Emma Symons, Customer Relations Advisor: Hermitage 2005 Chez Richon Grande Champagne Cognac

Emma and her Mother's Day recommendation, Hermitage Cognac

Mum’s not a big spirits drinker, but a few Christmases ago, I bought myself a bottle of Hermitage to open after dinner. Feeling festive, Mum had a taste and discovered out she absolutely loved it! She ended up buying a bottle herself to share with dinner guests, which I know went down very well and wrapped up many a successful gathering – so well that it ran out a long time ago. I think this will be a lovely reminder of happy get-togethers and something to look forward to sharing around a table again one day in the not too distant future!

Henry Jeffreys, Features Editor: Chapel Down Sparkling Bacchus

Henry's mum (plus his daughter), who looks likely to get  Chapel Down Sparkling Bacchus for Mother's Day!

My mother loves a glass of bubbly so I think she’s going to enjoy this Kentish sparkler. It’s made from Bacchus, a grape that when grown in England tastes distinctly of elderflowers, another one of my mother’s favourite things. Here’s to you mum, let’s hope you get to play with your grandchildren again soon.

“A good mother loves fiercely but ultimately brings up her children to thrive without her. They must be the most important thing in her life, but if she is the most important thing in theirs, she has failed.” – Erin Kelly, The Burning Air

Holly Perchard, Customer Relations Advisor: Gin Mare Gift Pack with Lantern

Holly, her mum, and her Mother's Day gift recommendation, Gin Mare Gift Pack with Lantern

This Mother’s Day I’m definitely going to be getting my mum the Gin Mare gift pack with the gorgeous white lantern. Not only will the gin go down a treat, but we also get a nice lantern to put around the house! Daughter of the Year?

Kristiane Sherry, Editor: J.J. Corry The Sonas

Kristiane, her mother and Grandma with JJ Corry The Sonas for Mother's Day

I’m going to treat my mum to a bottle of The Sonas. It’s really deliciously soft Irish whiskey and its name means ‘happiness’ – which seems fitting for Mother’s Day! She’s in a bubble with my grandma too, so hopefully they can share a dram of happiness together.
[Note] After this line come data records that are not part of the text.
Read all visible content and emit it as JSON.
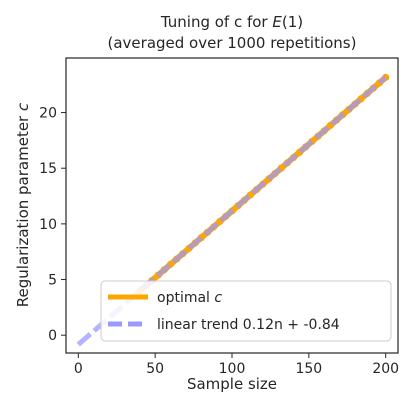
{
  "chart_data": {
    "type": "line",
    "title": {
      "line1_prefix": "Tuning of c for ",
      "line1_math": "E",
      "line1_suffix": "(1)",
      "line2": "(averaged over 1000 repetitions)"
    },
    "xlabel": "Sample size",
    "ylabel_prefix": "Regularization parameter ",
    "ylabel_math": "c",
    "xlim": [
      -8,
      208
    ],
    "ylim": [
      -1.6,
      24.9
    ],
    "xticks": [
      0,
      50,
      100,
      150,
      200
    ],
    "yticks": [
      0,
      5,
      10,
      15,
      20
    ],
    "grid": false,
    "legend_position": "lower-right",
    "colors": {
      "optimal": "#FFA500",
      "trend": "#9999FF",
      "overlap": "#A56C5E",
      "axis": "#262626"
    },
    "series": [
      {
        "name_prefix": "optimal ",
        "name_math": "c",
        "style": "solid",
        "x": [
          40,
          44,
          48,
          52,
          56,
          60,
          64,
          68,
          72,
          76,
          80,
          84,
          88,
          92,
          96,
          100,
          104,
          108,
          112,
          116,
          120,
          124,
          128,
          132,
          136,
          140,
          144,
          148,
          152,
          156,
          160,
          164,
          168,
          172,
          176,
          180,
          184,
          188,
          192,
          196,
          200
        ],
        "y": [
          3.96,
          4.44,
          4.92,
          5.4,
          5.88,
          6.36,
          6.84,
          7.32,
          7.8,
          8.28,
          8.76,
          9.24,
          9.72,
          10.2,
          10.68,
          11.16,
          11.64,
          12.12,
          12.6,
          13.08,
          13.56,
          14.04,
          14.52,
          15.0,
          15.48,
          15.96,
          16.44,
          16.92,
          17.4,
          17.88,
          18.36,
          18.84,
          19.32,
          19.8,
          20.28,
          20.76,
          21.24,
          21.72,
          22.2,
          22.68,
          23.16
        ]
      },
      {
        "name": "linear trend 0.12n + -0.84",
        "style": "dashed",
        "slope": 0.12,
        "intercept": -0.84,
        "x_range": [
          0,
          200
        ]
      }
    ]
  }
}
“Anyone who ever wondered how much they could love a child who did not spring from their own loins, know this: it is the same. The feeling of love is so profound, it’s incredible and surprising.” – Nia Vardalos, Instant Mom 

James Ashby, Stock Control and Replenishment Coordinator: Lind & Lime Gin

James, his mum, and a Lind & Lime Mother's Day treat

I’ll probably get my mother a bottle of gin, like Lind & Lime, Twisted Nose or Mermaid Gin. She’ll enjoy the gin and then add some bottle lights to them to use as a lamp.
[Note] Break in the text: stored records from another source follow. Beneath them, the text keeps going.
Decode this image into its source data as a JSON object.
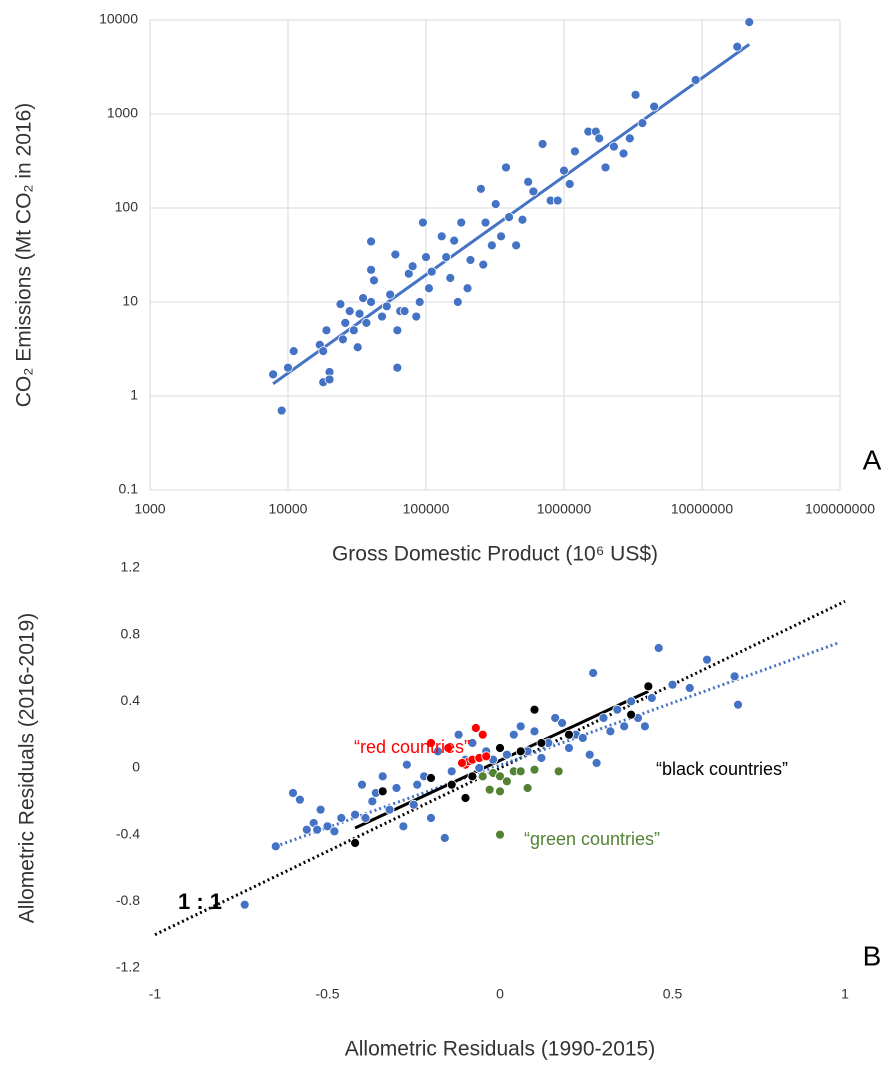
{
  "chart_data": [
    {
      "type": "scatter",
      "x_label": "Gross Domestic Product (10⁶ US$)",
      "y_label": "CO₂ Emissions (Mt CO₂ in 2016)",
      "panel_label": "A",
      "log_x": true,
      "log_y": true,
      "grid": true,
      "xlim": [
        1000,
        100000000
      ],
      "xticks": [
        1000,
        10000,
        100000,
        1000000,
        10000000,
        100000000
      ],
      "ylim": [
        0.1,
        10000
      ],
      "yticks": [
        0.1,
        1,
        10,
        100,
        1000,
        10000
      ],
      "color": "#4472c4",
      "x": [
        7800,
        9000,
        10000,
        11000,
        17000,
        18000,
        18000,
        20000,
        20000,
        19000,
        24000,
        25000,
        26000,
        28000,
        30000,
        32000,
        33000,
        35000,
        37000,
        40000,
        40000,
        40000,
        42000,
        48000,
        52000,
        55000,
        60000,
        62000,
        62000,
        65000,
        70000,
        75000,
        80000,
        85000,
        90000,
        95000,
        100000,
        105000,
        110000,
        130000,
        140000,
        150000,
        160000,
        170000,
        180000,
        200000,
        210000,
        250000,
        260000,
        270000,
        300000,
        320000,
        350000,
        380000,
        400000,
        450000,
        500000,
        550000,
        600000,
        700000,
        800000,
        900000,
        1000000,
        1100000,
        1200000,
        1500000,
        1700000,
        1800000,
        2000000,
        2300000,
        2700000,
        3000000,
        3300000,
        3700000,
        4500000,
        9000000,
        18000000,
        22000000
      ],
      "values": [
        1.7,
        0.7,
        2,
        3,
        3.5,
        1.4,
        3,
        1.8,
        1.5,
        5,
        9.5,
        4,
        6,
        8,
        5,
        3.3,
        7.5,
        11,
        6,
        10,
        44,
        22,
        17,
        7,
        9,
        12,
        32,
        2,
        5,
        8,
        8,
        20,
        24,
        7,
        10,
        70,
        30,
        14,
        21,
        50,
        30,
        18,
        45,
        10,
        70,
        14,
        28,
        160,
        25,
        70,
        40,
        110,
        50,
        270,
        80,
        40,
        75,
        190,
        150,
        480,
        120,
        120,
        250,
        180,
        400,
        650,
        650,
        550,
        270,
        450,
        380,
        550,
        1600,
        800,
        1200,
        2300,
        5200,
        9500
      ],
      "lines": [
        {
          "color": "#4472c4",
          "style": "solid",
          "x": [
            7800,
            22000000
          ],
          "values": [
            1.35,
            5500
          ]
        }
      ]
    },
    {
      "type": "scatter",
      "x_label": "Allometric Residuals (1990-2015)",
      "y_label": "Allometric Residuals (2016-2019)",
      "panel_label": "B",
      "log_x": false,
      "log_y": false,
      "grid": false,
      "xlim": [
        -1,
        1
      ],
      "xticks": [
        -1,
        -0.5,
        0,
        0.5,
        1
      ],
      "ylim": [
        -1.2,
        1.2
      ],
      "yticks": [
        -1.2,
        -0.8,
        -0.4,
        0,
        0.4,
        0.8,
        1.2
      ],
      "series": [
        {
          "color": "#4472c4",
          "x": [
            -0.74,
            -0.65,
            -0.6,
            -0.58,
            -0.56,
            -0.54,
            -0.53,
            -0.52,
            -0.5,
            -0.48,
            -0.46,
            -0.42,
            -0.4,
            -0.39,
            -0.37,
            -0.36,
            -0.34,
            -0.32,
            -0.3,
            -0.28,
            -0.27,
            -0.25,
            -0.24,
            -0.22,
            -0.2,
            -0.18,
            -0.16,
            -0.14,
            -0.12,
            -0.1,
            -0.08,
            -0.06,
            -0.04,
            -0.02,
            0,
            0.02,
            0.04,
            0.06,
            0.08,
            0.1,
            0.12,
            0.14,
            0.16,
            0.18,
            0.2,
            0.22,
            0.24,
            0.26,
            0.27,
            0.28,
            0.3,
            0.32,
            0.34,
            0.36,
            0.38,
            0.4,
            0.42,
            0.44,
            0.46,
            0.5,
            0.55,
            0.6,
            0.68,
            0.69
          ],
          "values": [
            -0.82,
            -0.47,
            -0.15,
            -0.19,
            -0.37,
            -0.33,
            -0.37,
            -0.25,
            -0.35,
            -0.38,
            -0.3,
            -0.28,
            -0.1,
            -0.3,
            -0.2,
            -0.15,
            -0.05,
            -0.25,
            -0.12,
            -0.35,
            0.02,
            -0.22,
            -0.1,
            -0.05,
            -0.3,
            0.1,
            -0.42,
            -0.02,
            0.2,
            0.05,
            0.15,
            0,
            0.1,
            0.05,
            0.12,
            0.08,
            0.2,
            0.25,
            0.1,
            0.22,
            0.06,
            0.15,
            0.3,
            0.27,
            0.12,
            0.2,
            0.18,
            0.08,
            0.57,
            0.03,
            0.3,
            0.22,
            0.35,
            0.25,
            0.4,
            0.3,
            0.25,
            0.42,
            0.72,
            0.5,
            0.48,
            0.65,
            0.55,
            0.38
          ]
        },
        {
          "name": "“red countries”",
          "color": "#ff0000",
          "x": [
            -0.2,
            -0.15,
            -0.07,
            -0.05,
            -0.1,
            -0.09,
            -0.08,
            -0.06,
            -0.04,
            -0.11
          ],
          "values": [
            0.15,
            0.12,
            0.24,
            0.2,
            0.02,
            0.04,
            0.05,
            0.06,
            0.07,
            0.03
          ]
        },
        {
          "name": "“black countries”",
          "color": "#000000",
          "x": [
            -0.42,
            -0.34,
            -0.2,
            -0.14,
            -0.1,
            -0.08,
            0,
            0.1,
            0.12,
            0.2,
            0.38,
            0.43,
            0.06,
            -0.05
          ],
          "values": [
            -0.45,
            -0.14,
            -0.06,
            -0.1,
            -0.18,
            -0.05,
            0.12,
            0.35,
            0.15,
            0.2,
            0.32,
            0.49,
            0.1,
            -0.05
          ]
        },
        {
          "name": "“green countries”",
          "color": "#548235",
          "x": [
            0,
            -0.03,
            -0.05,
            -0.02,
            0,
            0.02,
            0.04,
            0.06,
            0.1,
            0.17,
            0.08,
            0
          ],
          "values": [
            -0.4,
            -0.13,
            -0.05,
            -0.03,
            -0.05,
            -0.08,
            -0.02,
            -0.02,
            -0.01,
            -0.02,
            -0.12,
            -0.14
          ]
        }
      ],
      "lines": [
        {
          "label": "1 : 1",
          "color": "#000000",
          "style": "dotted",
          "x": [
            -1,
            1
          ],
          "values": [
            -1,
            1
          ]
        },
        {
          "color": "#4472c4",
          "style": "dotted",
          "x": [
            -0.65,
            0.98
          ],
          "values": [
            -0.47,
            0.75
          ]
        },
        {
          "color": "#000000",
          "style": "solid",
          "x": [
            -0.42,
            0.43
          ],
          "values": [
            -0.36,
            0.46
          ]
        }
      ]
    }
  ]
}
Abbie Green, Customer Relations Advisor: Veuve Clicquot Brut Yellow Label

Abbie and her mum will toast Mother's Day with Veuve Clicquot Brut Yellow Label

For Mother’s Day this year, I am going to buy my mum her absolute favourite bottle of Champagne: Veuve Clicquot Brut Yellow Label. I chose it because this Champagne brings joy to everyone, just like my mum! It’s the perfect gift for any occasion.

“Mothers are all slightly insane” – J. D. Salinger, The Catcher in the Rye

Jess Williamson, Content Assistant: Bathtub Gin

Jess, her mum and a Mother's Day treat in the form of Bathtub Gin!
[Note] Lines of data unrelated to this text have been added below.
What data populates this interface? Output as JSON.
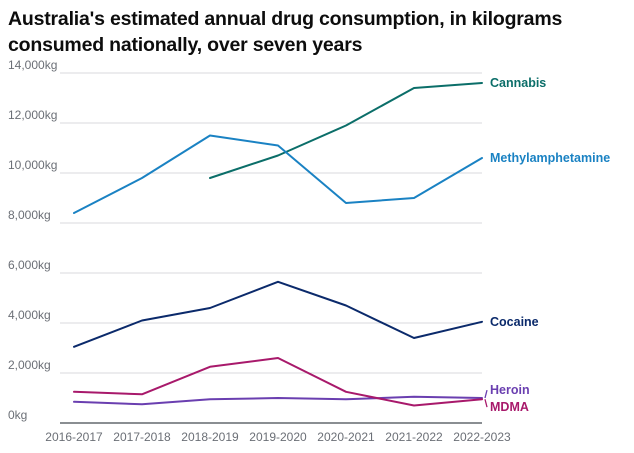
{
  "chart_data": {
    "type": "line",
    "title": "Australia's estimated annual drug consumption, in kilograms consumed nationally, over seven years",
    "xlabel": "",
    "ylabel": "",
    "categories": [
      "2016-2017",
      "2017-2018",
      "2018-2019",
      "2019-2020",
      "2020-2021",
      "2021-2022",
      "2022-2023"
    ],
    "ylim": [
      0,
      14000
    ],
    "yticks": [
      0,
      2000,
      4000,
      6000,
      8000,
      10000,
      12000,
      14000
    ],
    "ytick_labels": [
      "0kg",
      "2,000kg",
      "4,000kg",
      "6,000kg",
      "8,000kg",
      "10,000kg",
      "12,000kg",
      "14,000kg"
    ],
    "grid": true,
    "legend": "direct labels at right end of lines",
    "series": [
      {
        "name": "Cannabis",
        "color": "#0b6e69",
        "values": [
          null,
          null,
          9800,
          10700,
          11900,
          13400,
          13600
        ]
      },
      {
        "name": "Methylamphetamine",
        "color": "#1a82c3",
        "values": [
          8400,
          9800,
          11500,
          11100,
          8800,
          9000,
          10600
        ]
      },
      {
        "name": "Cocaine",
        "color": "#0b2a6b",
        "values": [
          3050,
          4100,
          4600,
          5650,
          4700,
          3400,
          4050
        ]
      },
      {
        "name": "Heroin",
        "color": "#6a3fb0",
        "values": [
          850,
          750,
          950,
          1000,
          950,
          1050,
          1000
        ]
      },
      {
        "name": "MDMA",
        "color": "#a8196b",
        "values": [
          1250,
          1150,
          2250,
          2600,
          1250,
          700,
          950
        ]
      }
    ]
  }
}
My mum adores Bathtub Gin, even more so after we both became obsessed with Negronis together! It’s the gin she always ends up going back to no matter what, so it’s a failsafe pressie that she’ll definitely love. I won’t be able to share a G&T (or Negroni) with her this year, but at least I’ll know she’ll be enjoying whatever she makes!

Guy Hodcroft, Buyer: Foursquare Spiced Rum

Mother Hodcroft will get Foursquare Spiced Rum for Mother's Day

During a trip to Barbados in the late 1990s (a trip to which, I should add, my brother and I were NOT invited), my mother developed a taste for the excellent spiced rum produced by Foursquare. Used as a tot in coffee for a winter warmer or a base for tropical cocktails in summer, it has become a firm favourite.

Whether you’re a mum yourself or celebrating yours (or both!), Happy Mother’s Day!